I think once he gets his pocket passing rocket arm with a monster offensive line and a sweet RB, we're going to see a better-than-wisconsin offense, but combined with more creativity and a Greg Mattison defense.

 

 

Gorgeous Borges

November 30th, 2011 at 7:29 AM ^

On the 9-3 claim, I'm not quoting Rich Rod, or even my own thoughts, I'm quoting Brian.

Borges has done an elite job at Michigan, and that's what matters, but he did get fired from Auburn after the offense gradually declined to a point where Auburn was winning games 6-3. In retrospect, the offense got even worse after he left, however. You don't go from the SEC to the Mountain West unless at least somebody thinks you did a poor job.

Also, I don't know if 2007 the offense got a lot better as the year went on. We only scored 3 points against Ohio State that year. I guess the offense did get a lot better in the bowl game, if that's what you're thinking of.

Borges has done great though. The offense against Ohio State was absolutely spectacular. Thank God we don't have to play us.

jg2112

November 30th, 2011 at 7:48 AM ^

People get fired. Almost every coach leaves his job via the firing route. That's just the nature of the profession. Getting fired from an SEC team is no pock mark because those people in the SEC West are certifiably nuts. And look what happened to Tuberville at Auburn once he fired Borges.

Borges has been a major college offensive coordinator since I was in high school. He's elite. You cannot argue the point with any credibility.

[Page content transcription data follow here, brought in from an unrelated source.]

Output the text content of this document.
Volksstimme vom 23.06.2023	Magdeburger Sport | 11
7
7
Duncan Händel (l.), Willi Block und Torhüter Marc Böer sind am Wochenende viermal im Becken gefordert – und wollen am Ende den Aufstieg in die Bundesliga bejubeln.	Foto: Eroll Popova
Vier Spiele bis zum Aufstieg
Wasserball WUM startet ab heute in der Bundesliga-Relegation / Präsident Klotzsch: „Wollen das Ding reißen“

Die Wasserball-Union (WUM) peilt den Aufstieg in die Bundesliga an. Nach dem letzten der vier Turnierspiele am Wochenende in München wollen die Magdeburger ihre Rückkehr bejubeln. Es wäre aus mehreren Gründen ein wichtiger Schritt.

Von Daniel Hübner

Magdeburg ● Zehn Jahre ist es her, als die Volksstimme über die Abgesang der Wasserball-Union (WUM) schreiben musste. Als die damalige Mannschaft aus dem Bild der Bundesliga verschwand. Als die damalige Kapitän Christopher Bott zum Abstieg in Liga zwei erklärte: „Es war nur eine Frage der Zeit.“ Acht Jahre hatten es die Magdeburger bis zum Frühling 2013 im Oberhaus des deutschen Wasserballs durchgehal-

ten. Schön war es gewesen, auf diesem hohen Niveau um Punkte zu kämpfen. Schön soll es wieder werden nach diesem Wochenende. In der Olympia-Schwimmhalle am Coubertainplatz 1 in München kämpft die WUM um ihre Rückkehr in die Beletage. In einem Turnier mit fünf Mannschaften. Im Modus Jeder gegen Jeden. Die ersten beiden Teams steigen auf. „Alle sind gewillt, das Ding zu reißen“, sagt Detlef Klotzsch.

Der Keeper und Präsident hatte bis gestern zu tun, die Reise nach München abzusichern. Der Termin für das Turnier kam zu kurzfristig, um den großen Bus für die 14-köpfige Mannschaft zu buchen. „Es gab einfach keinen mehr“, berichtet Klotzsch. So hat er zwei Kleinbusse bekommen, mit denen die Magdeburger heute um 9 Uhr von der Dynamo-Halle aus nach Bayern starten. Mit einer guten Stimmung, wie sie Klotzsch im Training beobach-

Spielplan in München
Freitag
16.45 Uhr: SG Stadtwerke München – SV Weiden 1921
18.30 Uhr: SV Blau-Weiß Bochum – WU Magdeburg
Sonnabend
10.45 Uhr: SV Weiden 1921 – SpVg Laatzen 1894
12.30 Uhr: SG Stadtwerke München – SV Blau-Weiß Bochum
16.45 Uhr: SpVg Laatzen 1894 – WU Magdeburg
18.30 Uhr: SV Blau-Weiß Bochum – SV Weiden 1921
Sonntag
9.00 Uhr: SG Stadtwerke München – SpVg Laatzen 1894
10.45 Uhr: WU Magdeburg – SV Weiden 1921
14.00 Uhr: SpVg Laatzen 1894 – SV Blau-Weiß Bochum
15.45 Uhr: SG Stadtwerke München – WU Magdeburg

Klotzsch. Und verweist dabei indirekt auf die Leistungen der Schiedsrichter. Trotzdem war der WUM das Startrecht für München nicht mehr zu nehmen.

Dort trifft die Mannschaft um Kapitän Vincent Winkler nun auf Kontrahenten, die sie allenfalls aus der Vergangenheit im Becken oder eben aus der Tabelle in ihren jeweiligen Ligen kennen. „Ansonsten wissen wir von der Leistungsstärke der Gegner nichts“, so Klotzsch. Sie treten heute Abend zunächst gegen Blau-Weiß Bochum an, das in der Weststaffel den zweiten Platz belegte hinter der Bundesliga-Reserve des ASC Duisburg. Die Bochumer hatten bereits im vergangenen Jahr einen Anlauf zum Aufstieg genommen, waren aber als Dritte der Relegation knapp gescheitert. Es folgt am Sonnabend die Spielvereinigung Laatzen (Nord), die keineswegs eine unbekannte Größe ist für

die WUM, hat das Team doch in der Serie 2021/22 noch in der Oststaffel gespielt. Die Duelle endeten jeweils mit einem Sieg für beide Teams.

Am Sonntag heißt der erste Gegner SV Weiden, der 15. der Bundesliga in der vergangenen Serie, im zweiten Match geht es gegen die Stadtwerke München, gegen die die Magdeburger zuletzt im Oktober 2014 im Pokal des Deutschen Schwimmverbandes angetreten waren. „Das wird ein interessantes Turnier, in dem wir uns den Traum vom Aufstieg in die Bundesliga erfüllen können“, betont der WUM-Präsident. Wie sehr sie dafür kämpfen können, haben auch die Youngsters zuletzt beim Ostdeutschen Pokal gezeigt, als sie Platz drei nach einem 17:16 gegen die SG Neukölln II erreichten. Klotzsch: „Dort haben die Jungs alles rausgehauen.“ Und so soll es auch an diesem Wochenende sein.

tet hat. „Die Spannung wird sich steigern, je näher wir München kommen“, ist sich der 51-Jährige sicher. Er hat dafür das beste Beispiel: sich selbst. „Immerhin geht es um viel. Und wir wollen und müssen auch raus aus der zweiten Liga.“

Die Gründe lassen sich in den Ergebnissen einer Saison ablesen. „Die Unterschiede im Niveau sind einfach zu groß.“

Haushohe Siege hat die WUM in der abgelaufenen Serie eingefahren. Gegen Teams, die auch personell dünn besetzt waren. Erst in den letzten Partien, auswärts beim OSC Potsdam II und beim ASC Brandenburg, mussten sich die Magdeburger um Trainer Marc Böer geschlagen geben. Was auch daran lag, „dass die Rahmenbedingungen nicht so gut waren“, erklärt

He just shredded Ohio State for (let's be honest) 44 points, added five ppg to Michigan's conference scoring average from 2010 to 2011 (an average that wasn't padded by 21 points in a triple overtime game with no defense played), and had two 1,000 yard rushers at MICH for the first time since the 1970s, all in YEAR ONE of a coaching transition, and you're trying to claim he's not elite. Come on.

WolverineLake

November 30th, 2011 at 9:08 AM ^

  You mean that Minnesota team that beat Iowa & Northwestern, and nearly beat Michigan State, right?

 

   The Gophers may not be a powerhouse, but they certainly are better than UMass and Bowling Green.  Also, we put up a sick number of points on team that otherwise had stalwart defenses who didn't give up a whole lot of points to other folks (Nebraska, Ohio, etc).  I'd say Borges did a darn fine job this year.